Ornières
Exit les débats sur le "mariage pour tous" : l'enjeu de ce mois de mai, pour le pouvoir, va se cristalliser sur le jugement concernant sa politique économique. L'exécutif va devoir tenir la barre dans un contexte très chahuté, où les protestations venant du Front de gauche et de la droite convergeront vers lui. Jean-François Copé a d'ailleurs, lui aussi, habilement déplacé le curseur en mettant désormais en accusation l'ensemble de la stratégie du tandem Hollande-Ayrault. Le peuple de droite va donc montrer dans la rue son désaveu, quitte à amplifier, voire à déborder les consignes des partis en jouant une version très française des "Indignés". Côté monde du travail, la grogne de la base monte aussi et les signes de durcissement se multiplient.
Dans les coulisses du pouvoir, la situation devient de plus en plus surréaliste, voire intenable. Avec les coups de boutoir de l'aile gauche du PS et le dessein de Claude Bartolone concernant l'après-Ayrault, le chef de l'Etat est bousculé de tous côtés par les siens, alors qu'il voudrait continuer à faire le dos rond face à l'adversité.
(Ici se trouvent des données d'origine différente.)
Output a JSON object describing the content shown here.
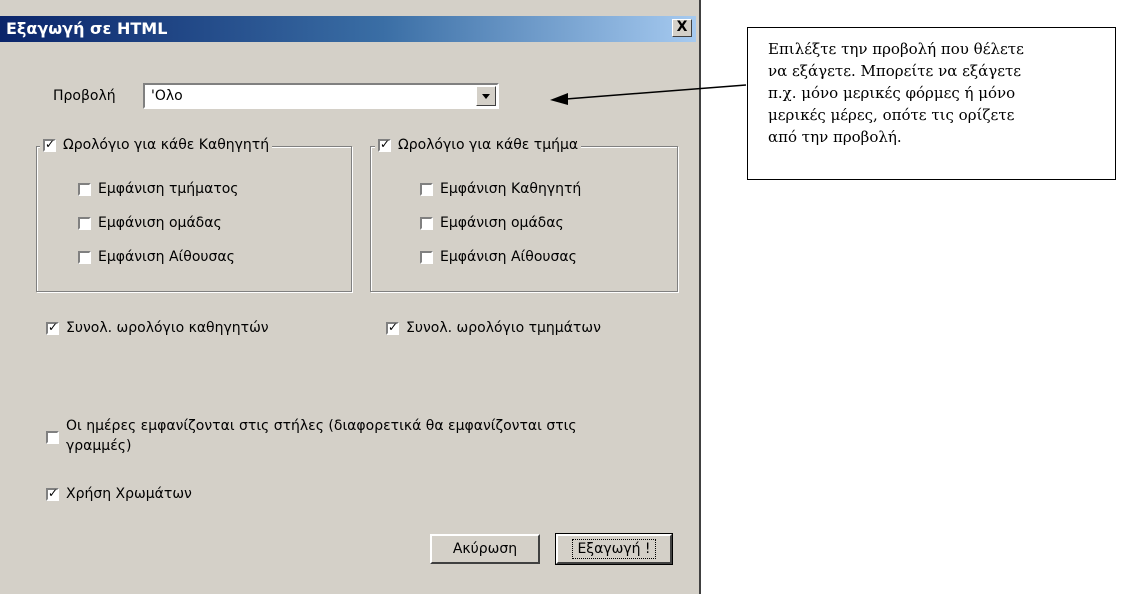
{
  "dialog": {
    "title": "Εξαγωγή σε HTML",
    "close_symbol": "X",
    "view_label": "Προβολή",
    "view_value": "'Ολο",
    "group_teacher": {
      "label": "Ωρολόγιο για κάθε Καθηγητή",
      "checked": true,
      "options": [
        {
          "label": "Εμφάνιση τμήματος",
          "checked": false
        },
        {
          "label": "Εμφάνιση ομάδας",
          "checked": false
        },
        {
          "label": "Εμφάνιση Αίθουσας",
          "checked": false
        }
      ]
    },
    "group_class": {
      "label": "Ωρολόγιο για κάθε τμήμα",
      "checked": true,
      "options": [
        {
          "label": "Εμφάνιση Καθηγητή",
          "checked": false
        },
        {
          "label": "Εμφάνιση ομάδας",
          "checked": false
        },
        {
          "label": "Εμφάνιση Αίθουσας",
          "checked": false
        }
      ]
    },
    "total_teachers": {
      "label": "Συνολ. ωρολόγιο καθηγητών",
      "checked": true
    },
    "total_classes": {
      "label": "Συνολ. ωρολόγιο τμημάτων",
      "checked": true
    },
    "days_in_columns": {
      "line1": "Οι ημέρες εμφανίζονται στις στήλες (διαφορετικά θα εμφανίζονται στις",
      "line2": "γραμμές)",
      "checked": false
    },
    "use_colors": {
      "label": "Χρήση Χρωμάτων",
      "checked": true
    },
    "cancel_label": "Ακύρωση",
    "export_label": "Εξαγωγή !"
  },
  "callout": {
    "lines": [
      "Επιλέξτε την προβολή που θέλετε",
      "να εξάγετε. Μπορείτε να εξάγετε",
      "π.χ. μόνο μερικές φόρμες ή μόνο",
      "μερικές μέρες, οπότε τις ορίζετε",
      "από την προβολή."
    ]
  },
  "colors": {
    "titlebar_start": "#0a246a",
    "titlebar_end": "#a6caf0",
    "face": "#d4d0c8"
  }
}
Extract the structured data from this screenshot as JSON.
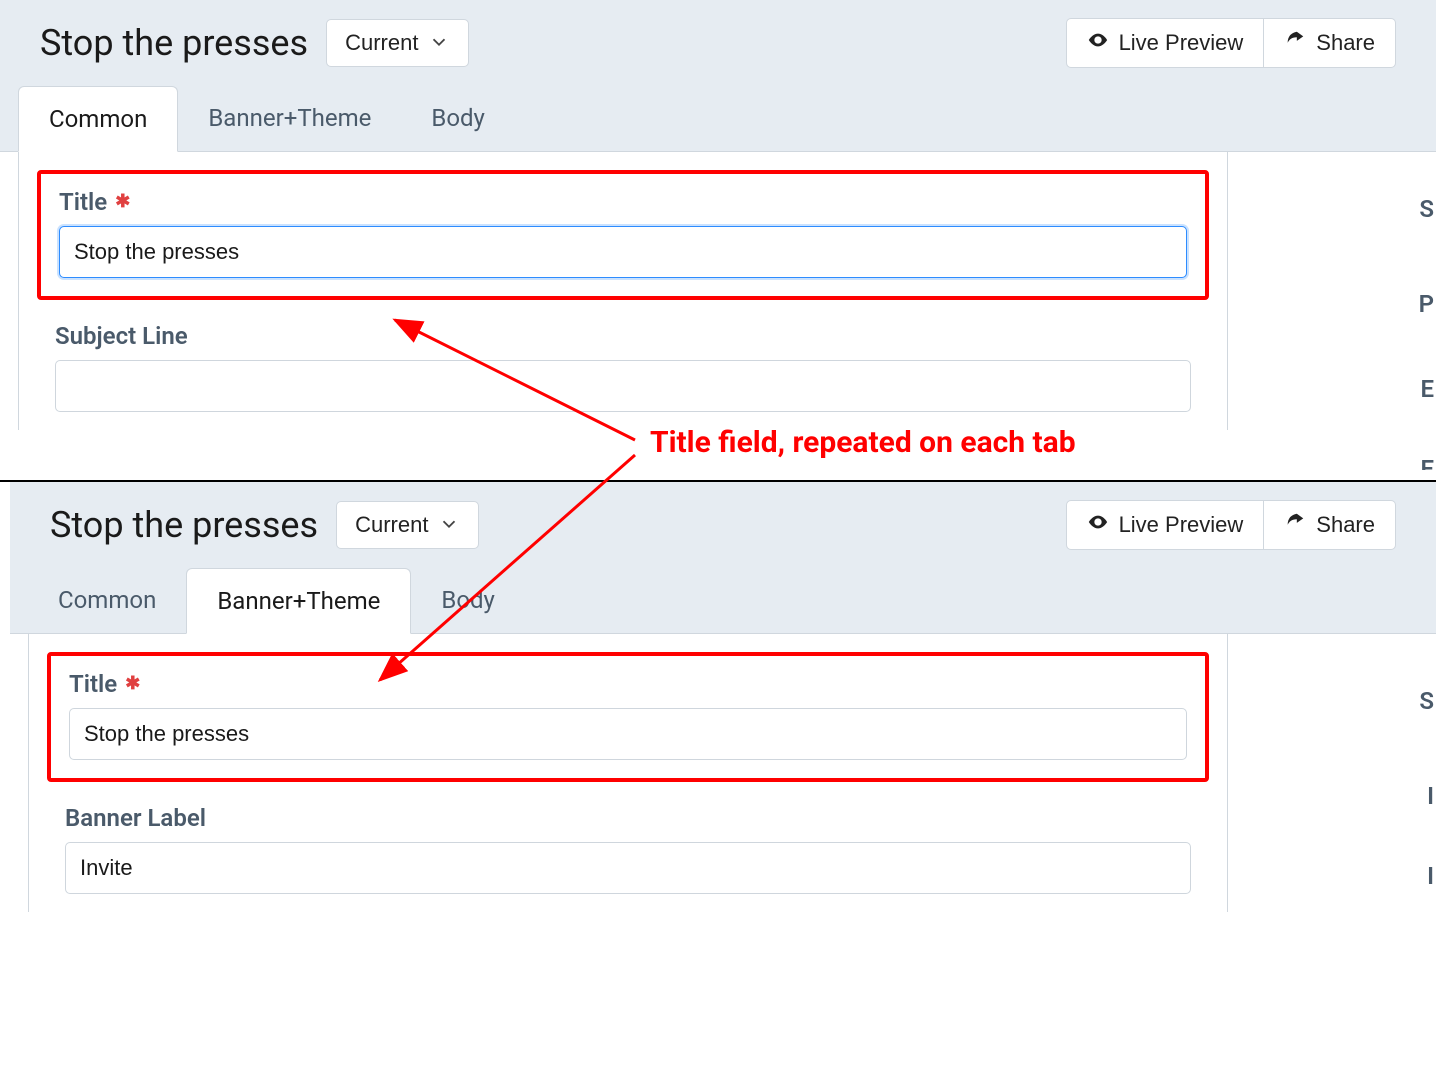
{
  "annotation": {
    "label": "Title field, repeated on each tab"
  },
  "shot1": {
    "header": {
      "title": "Stop the presses",
      "dropdown": "Current",
      "preview": "Live Preview",
      "share": "Share"
    },
    "tabs": {
      "common": "Common",
      "banner": "Banner+Theme",
      "body": "Body"
    },
    "fields": {
      "title_label": "Title",
      "title_value": "Stop the presses",
      "subject_label": "Subject Line",
      "subject_value": ""
    }
  },
  "shot2": {
    "header": {
      "title": "Stop the presses",
      "dropdown": "Current",
      "preview": "Live Preview",
      "share": "Share"
    },
    "tabs": {
      "common": "Common",
      "banner": "Banner+Theme",
      "body": "Body"
    },
    "fields": {
      "title_label": "Title",
      "title_value": "Stop the presses",
      "bannerlabel_label": "Banner Label",
      "bannerlabel_value": "Invite"
    }
  },
  "side": {
    "s": "S",
    "p": "P",
    "e1": "E",
    "e2": "E",
    "s2": "S",
    "i": "I",
    "i2": "I"
  }
}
Et les jugements sévères émanent désormais de certains proches du président, tel Jean-Jacques Augier en privé, qui ont du mal à comprendre les messages contradictoires de l'exécutif. Le désamour du gouvernement tient aussi au mauvais casting des cabinets ministériels. Des responsables du PS ont déjà averti que, pour réussir le remaniement, il faudra aller puiser des conseillers ailleurs que chez les technos qui agacent tant les parlementaires. Au PS, certains s'organisent ainsi pour propulser, le moment venu, un vivier de collaborateurs. Caractéristiques souhaitées : leadership, humilité, empathie et pragmatisme. Tout un programme !
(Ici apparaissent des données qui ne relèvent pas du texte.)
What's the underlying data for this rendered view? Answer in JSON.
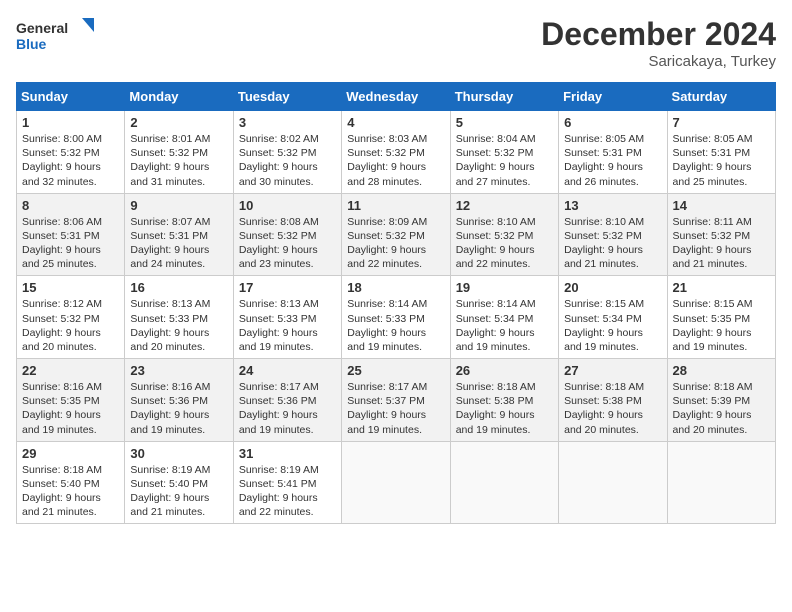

Du côté des entreprises, les grands groupes tirent encore leur épingle du jeu, avec souvent une volonté de se montrer plus optimistes sur la situation en Europe du Sud. Christophe Kullmann, patron de Foncière des régions, se rassure en évoquant des "taux très détendus" en Italie, à moins de 4 %, et des taux d'occupation des bureaux proches de 97 %. Rien à voir avec l'Espagne, où le patron de Carrefour, Georges Plassat, constate pourtant une légère remontée des volumes dans la grande distribution. Mais la situation ne s'améliorera vraiment que lorsque l'immobilier sortira de l'ornière et les banques avec lui, assure Georges Pauget. La récession est loin d'être terminée en Europe, et les prévisions de l'OFCE confirment que la France y est entrée de plain-pied avec un PIB en baisse cette année de 0,3 %.
Les entreprises comme les ménages ont perdu confiance. Les uns épargnent - le taux d'épargne des ménages reste extrêmement élevé à 15,8 % -, les autres estiment que les effets du CICE sont déjà gommés par les hausses d'impôt et se plaignent de l'incapacité du gouvernement à aborder de face la problématique des charges. Une attitude qui, chez les patrons, suscite maintenant un phénomène de ras-le-bol. "Inutile de faire du trapèze volant pour optimiser leur fiscalité, explique l'ex-DG du Crédit agricole, fondateur d'Economie Finance et Stratégie. Les entreprises font leurs bénéfices à l'international, tandis qu'en France ce sont des pertes qui s'accumulent." Un déséquilibre qui n'augure rien de bon pour les prochaines rentrées fiscales.